February 12, 2015

Horse 1839 - Old Man Yells At Cloud

Once upon a time in the land of times past, when things like music, newspapers, books and computer software still came as physical products, if something went awry you could do something about it. In the age of digital delivery because that stuff no longer exists, when something does die, you're up the data stream withour a binary load lifter.
Yesterday, the CPU in my computer decided that it was too good for this world and rather than getting the blue screen of death, I got a red screen of doom. After getting my computer back from the shop, I've had the task of bringing it back to life, which was mostly easy, except for trying to download a copy of Microsoft Office 2010.

The pack for Office 2010 is a plastic sleeve thing with a card with the product key printed on; that's it. Office 2010 was probably the first version of Office to be delivered digitally and whilst that was probably fine for a new set of computers, now that they are at least five years old, it is a nightmare.
As I type this, the current attempt (number six) at downloading Office 2010 tells me that there is anything between 3 and 6 hours to download it. On every occasion thus far, I've either encountered a fatal exception error, or a storm, or some other weird reason why I can't finish the download. All I want is a working machine.

All of the other programs I have such as Windows 7, HandiSoft, MYOB, even the drivers for the printer and scanner all come on physical disc. Office didn't ; what's worse is that neither do its replacements.
Office 365 is only digitally delivered and the point is that if I can't get Office 2010 to download properly, then what's to say that Office 365 which comes from the same company will be any different at all?

There is a lovely slap in the face from Microsoft as well. When I tried to order a backup DVD, it quoted the price to be as £11.63 which means that its sourced from the UK but when I clicked 'Add' so I could get a Backup DVD sent to me, it returns this message:
You do not have any Backup DVDs
Yes. I know that I do not have any Backup DVDs. That's why I just tried to order a Backup DVD. I would like a Backup DVD so that I no longer do not have any Backup DVDs.
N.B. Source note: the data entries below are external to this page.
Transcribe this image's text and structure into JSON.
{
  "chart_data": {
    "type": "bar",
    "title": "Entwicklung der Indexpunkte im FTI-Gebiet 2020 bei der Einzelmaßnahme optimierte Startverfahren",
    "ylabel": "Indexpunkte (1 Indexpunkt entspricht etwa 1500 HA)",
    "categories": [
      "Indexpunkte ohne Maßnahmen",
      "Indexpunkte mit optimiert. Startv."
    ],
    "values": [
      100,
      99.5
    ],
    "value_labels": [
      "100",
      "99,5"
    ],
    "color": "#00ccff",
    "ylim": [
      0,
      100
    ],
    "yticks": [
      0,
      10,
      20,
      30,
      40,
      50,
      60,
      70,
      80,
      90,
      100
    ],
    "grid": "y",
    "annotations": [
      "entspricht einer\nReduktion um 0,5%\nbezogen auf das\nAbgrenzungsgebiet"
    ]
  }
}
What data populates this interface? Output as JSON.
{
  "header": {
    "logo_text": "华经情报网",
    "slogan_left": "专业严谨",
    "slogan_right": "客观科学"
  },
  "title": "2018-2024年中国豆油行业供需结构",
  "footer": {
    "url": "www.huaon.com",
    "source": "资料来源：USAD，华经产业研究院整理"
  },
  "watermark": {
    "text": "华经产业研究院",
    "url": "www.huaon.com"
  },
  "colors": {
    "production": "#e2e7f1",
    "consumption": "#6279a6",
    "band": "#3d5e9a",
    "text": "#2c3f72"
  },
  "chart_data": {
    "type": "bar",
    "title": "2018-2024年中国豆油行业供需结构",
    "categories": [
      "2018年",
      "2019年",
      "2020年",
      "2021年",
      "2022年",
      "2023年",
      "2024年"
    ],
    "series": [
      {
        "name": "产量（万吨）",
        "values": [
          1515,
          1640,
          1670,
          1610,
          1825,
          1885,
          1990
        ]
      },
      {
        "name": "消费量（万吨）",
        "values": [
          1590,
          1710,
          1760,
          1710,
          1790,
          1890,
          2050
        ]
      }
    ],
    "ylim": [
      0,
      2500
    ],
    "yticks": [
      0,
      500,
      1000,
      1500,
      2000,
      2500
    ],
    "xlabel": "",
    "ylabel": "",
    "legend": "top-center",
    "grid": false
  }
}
As I type this, the download speed has fallen to 8.3KB/s and is now returning an estimate of 6 days to download Office 2010. In that time, I could fly all the way to the UK and get my Backup DVD for £11.63 and still be back before it would be finished downloading.
When digital delivery is even slower than actually flying halfway around the world and picking up the physical product yourself, I start to think that this is all a nonsense.
Dear Microsoft, If you want to know why software piracy is rampant, then maybe it's worth considering that even Captain Oakenface with a wooden peg for a head, is capable of faster delivery of product than legitimately downloading the software.

If your car crashed and you needed replacement parts, you can find them relatively easily. Heck you could probably fabricate them yourself if the need arose. If Microsoft built a motor car, it would do 460mph, crash every eight minutes and in order to restart, you'd have to open and close the windows and press the start button repeatedly.

Stuff like this makes me hate the cloud with a passion and I really despair as I look to the world of 2053 when I'll be 75 years old and sitting in on the floor in my house because all the devices will have crashed and there's no software to even run the toaster.

That whole dystopia in Battlestar Galactica where The Twelve Colonies are in a war with the  cybernetic race known as the Cylons is never going to happen. That assumes that there is a working internet and that download speeds are sufficiently fast enough so that the software is capable of being updated or recovered in a crash. That's never going to happen.